Ohio Governor and prospective presidential candidate John Kasich (R) stated “I don’t want to go back and redo that” when asked if he thought the Iraq War was a mistake in an interview set to broadcast on Tuesday’s “Hugh Hewitt Show.”

Kasich began by talking about his foreign policy, stating “I think I was the first Republican to say in regard — leading, major Republican, if I could call myself that — to argue that a coalition between Europe and our friends in the Middle East ought to go after ISIS, and that we, America — including America, ought to have boots on the ground. I mean, there are actions that we need to take. Now I have a long record on this. I did not support U.S. troops in Lebanon in the middle of the Civil War. I was never in favor of the kind of activity we did in any civil wars, including Bosnia. But I supported the Gulf War, obviously. I support the war in Afghanistan. So I think we have to be very careful to stay away from civil wars. I think we have to be very careful that when we see something that is in our direct interest that we can go and take care of business and not involve ourselves in this whole process of nation building.”

He later added, “I don’t think we should, I don’t think we should run out of Afghanistan. But you know, getting in the middle of civil wars, I don’t think is a good idea.”

Hewitt then asked, “you’re not saying Iraq when you say the first Gulf War and Afghanistan. Did President Bush make a mistake in invading Iraq?” Kasich responded, “I don’t want to go back and redo that. I mean, it was there, and I don’t want to disparage anybody who served our country.

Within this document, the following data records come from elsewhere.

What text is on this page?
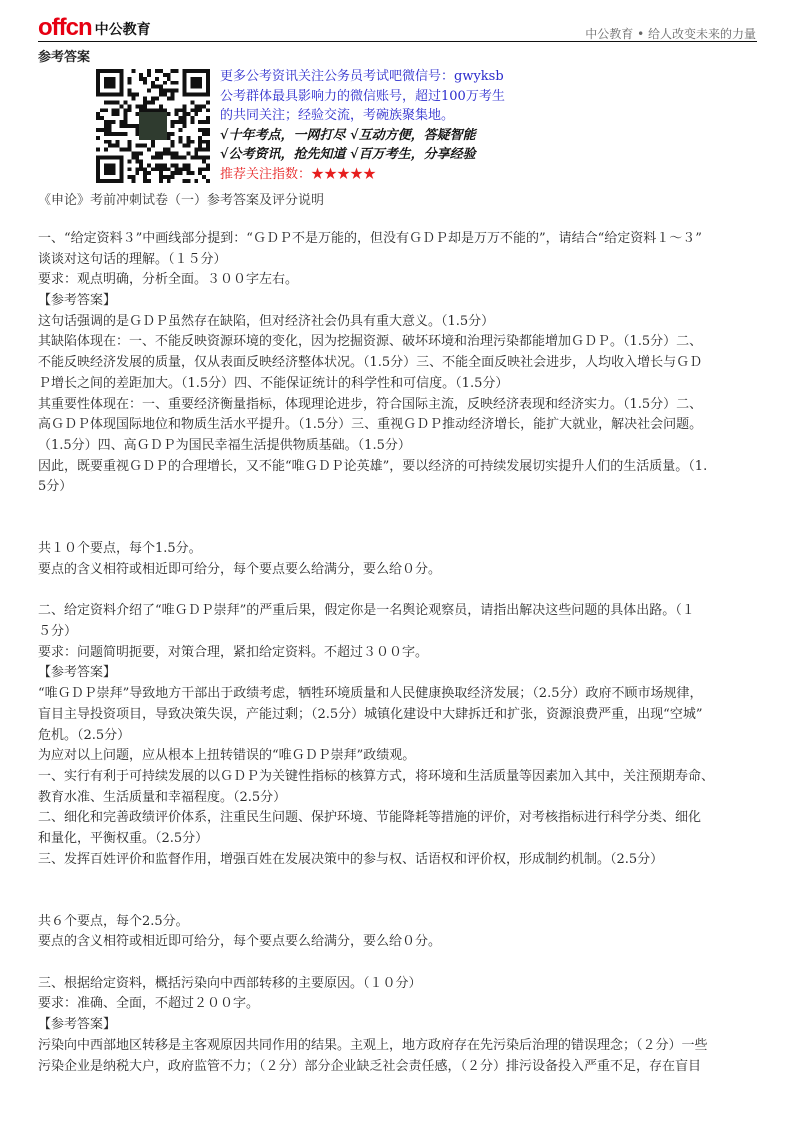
offcn 中公教育	中公教育 • 给人改变未来的力量
参考答案
更多公考资讯关注公务员考试吧微信号：gwyksb
公考群体最具影响力的微信账号，超过100万考生
的共同关注；经验交流，考碗族聚集地。
√十年考点，一网打尽 √互动方便，答疑智能
√公考资讯，抢先知道 √百万考生，分享经验
推荐关注指数：★★★★★
《申论》考前冲刺试卷（一）参考答案及评分说明
一、“给定资料３”中画线部分提到：“ＧＤＰ不是万能的，但没有ＧＤＰ却是万万不能的”，请结合“给定资料１～３”
谈谈对这句话的理解。（１５分）
要求：观点明确，分析全面。３００字左右。
【参考答案】
这句话强调的是ＧＤＰ虽然存在缺陷，但对经济社会仍具有重大意义。（1.5分）
其缺陷体现在：一、不能反映资源环境的变化，因为挖掘资源、破坏环境和治理污染都能增加ＧＤＰ。（1.5分）二、
不能反映经济发展的质量，仅从表面反映经济整体状况。（1.5分）三、不能全面反映社会进步，人均收入增长与ＧＤ
Ｐ增长之间的差距加大。（1.5分）四、不能保证统计的科学性和可信度。（1.5分）
其重要性体现在：一、重要经济衡量指标，体现理论进步，符合国际主流，反映经济表现和经济实力。（1.5分）二、
高ＧＤＰ体现国际地位和物质生活水平提升。（1.5分）三、重视ＧＤＰ推动经济增长，能扩大就业，解决社会问题。
（1.5分）四、高ＧＤＰ为国民幸福生活提供物质基础。（1.5分）
因此，既要重视ＧＤＰ的合理增长，又不能“唯ＧＤＰ论英雄”，要以经济的可持续发展切实提升人们的生活质量。（1.
5分）
共１０个要点，每个1.5分。
要点的含义相符或相近即可给分，每个要点要么给满分，要么给０分。
二、给定资料介绍了“唯ＧＤＰ崇拜”的严重后果，假定你是一名舆论观察员，请指出解决这些问题的具体出路。（１
５分）
要求：问题简明扼要，对策合理，紧扣给定资料。不超过３００字。
【参考答案】
“唯ＧＤＰ崇拜”导致地方干部出于政绩考虑，牺牲环境质量和人民健康换取经济发展；（2.5分）政府不顾市场规律，
盲目主导投资项目，导致决策失误，产能过剩；（2.5分）城镇化建设中大肆拆迁和扩张，资源浪费严重，出现“空城”
危机。（2.5分）
为应对以上问题，应从根本上扭转错误的“唯ＧＤＰ崇拜”政绩观。
一、实行有利于可持续发展的以ＧＤＰ为关键性指标的核算方式，将环境和生活质量等因素加入其中，关注预期寿命、
教育水准、生活质量和幸福程度。（2.5分）
二、细化和完善政绩评价体系，注重民生问题、保护环境、节能降耗等措施的评价，对考核指标进行科学分类、细化
和量化，平衡权重。（2.5分）
三、发挥百姓评价和监督作用，增强百姓在发展决策中的参与权、话语权和评价权，形成制约机制。（2.5分）
共６个要点，每个2.5分。
要点的含义相符或相近即可给分，每个要点要么给满分，要么给０分。
三、根据给定资料，概括污染向中西部转移的主要原因。（１０分）
要求：准确、全面，不超过２００字。
【参考答案】
污染向中西部地区转移是主客观原因共同作用的结果。主观上，地方政府存在先污染后治理的错误理念；（２分）一些
污染企业是纳税大户，政府监管不力；（２分）部分企业缺乏社会责任感，（２分）排污设备投入严重不足，存在盲目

I’m just going to reserve my comment on that.” He earlier argued “I think it was a terrible tragedy that we left basing rights in Iraq. That is just a huge mistake. No way we should have ever left our bases over there. We should have said we’re going to keep a base here. If you don’t like it, that’s your problem. That was our right, and we walked away from it, a terrible mistake.” And later added that he endorses the foreign policy doctrine of “go places, mean business, in your interest, take care of business, and don’t hang around…you know the problem with civil wars? You know the problem with nation building? You go in and then when do you ever get out?”

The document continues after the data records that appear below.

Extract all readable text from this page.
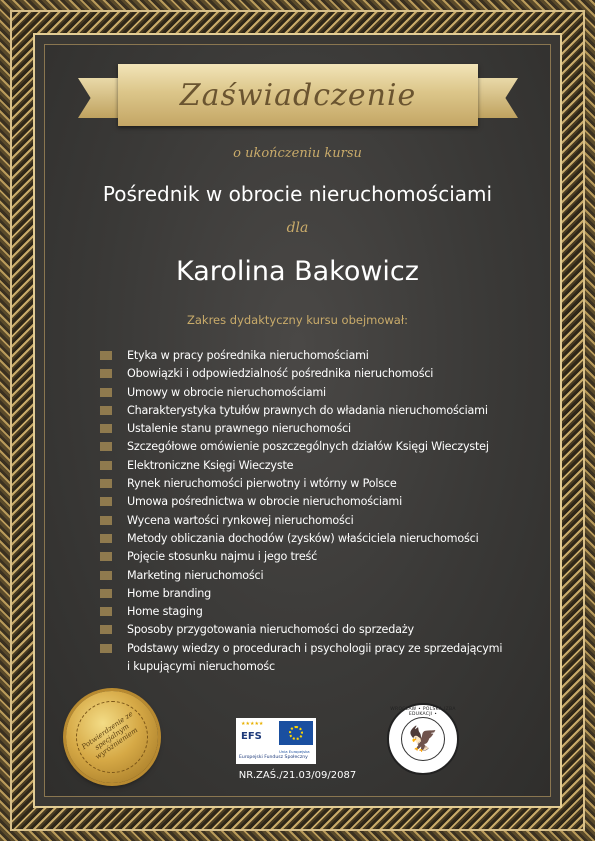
Zaświadczenie
o ukończeniu kursu
Pośrednik w obrocie nieruchomościami
dla
Karolina Bakowicz
Zakres dydaktyczny kursu obejmował:
Etyka w pracy pośrednika nieruchomościami
Obowiązki i odpowiedzialność pośrednika nieruchomości
Umowy w obrocie nieruchomościami
Charakterystyka tytułów prawnych do władania nieruchomościami
Ustalenie stanu prawnego nieruchomości
Szczegółowe omówienie poszczególnych działów Księgi Wieczystej
Elektroniczne Księgi Wieczyste
Rynek nieruchomości pierwotny i wtórny w Polsce
Umowa pośrednictwa w obrocie nieruchomościami
Wycena wartości rynkowej nieruchomości
Metody obliczania dochodów (zysków) właściciela nieruchomości
Pojęcie stosunku najmu i jego treść
Marketing nieruchomości
Home branding
Home staging
Sposoby przygotowania nieruchomości do sprzedaży
Podstawy wiedzy o procedurach i psychologii pracy ze sprzedającymi
i kupującymi nieruchomośc
Potwierdzenie ze specjalnym wyróżnieniem
★★★★★
EFS
Unia Europejska
Europejski Fundusz Społeczny
NR.ZAŚ./21.03/09/2087
WROCŁAW • POLSKA IZBA EDUKACJI •
🦅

Kasich also stated, “maybe in a place like Libya, just like I was in the early days of Syria, we’ve got people we can support. It doesn’t mean we have to be there. But there’s clearly things that we can do. We don’t have to have troops in the Ukraine, but we can clearly provide them the military equipment that they need to be able to defend themselves. They’re our allies, okay? We believe in the Ukrainians. Let me also tell you when it comes to — like I say, the early days of Syria and even now, Assad has to go. But that doesn’t mean we have to put boots on the ground. But I think it is important that we’re engaged. And I’m sure that the same exists in Libya. I mean, we’ve got to find the forces, if we can, the clear forces that can help us to support the foreign policy that we think is going to be the best for stabilizing that region.”

Earlier, when asked if the Corker-Menendez bill “doesn’t stop the President from doing a bad deal” with Iran whether he would revoke it, Kasich said the question is “another hypothetical, okay? And I’m not trying to dodge your question. I don’t like hypotheticals.”

He added, “here’s what I will say. This is not an agreement that should be followed at this point. We shouldn’t go along with this. What we’re basically doing is leaving in place the infrastructure for the capability of producing, not only a nuclear weapon, but additional nuclear material. That can in fact be spread to places like the groups that are non-state groups like Hamas, Hezbollah. This is a very, very, very dangerous situation. I think that the administration has fallen in love with trying to get an agreement. And when I saw the other day that our president said that well, maybe we can lift these sanctions sooner than what we originally thought, you can’t just fall in love with any deal. And the idea that we would leave this all in place, that we would not have inspections throughout the entire country on demand, that we would be unlimited in terms of where we could go. Those are the kind of things, and they have to stop all this terrorist activity, and it’s not much different than what Netanyahu said. When they change their way, we can talk. And we don’t change their way, and we rely on trust, no thanks.”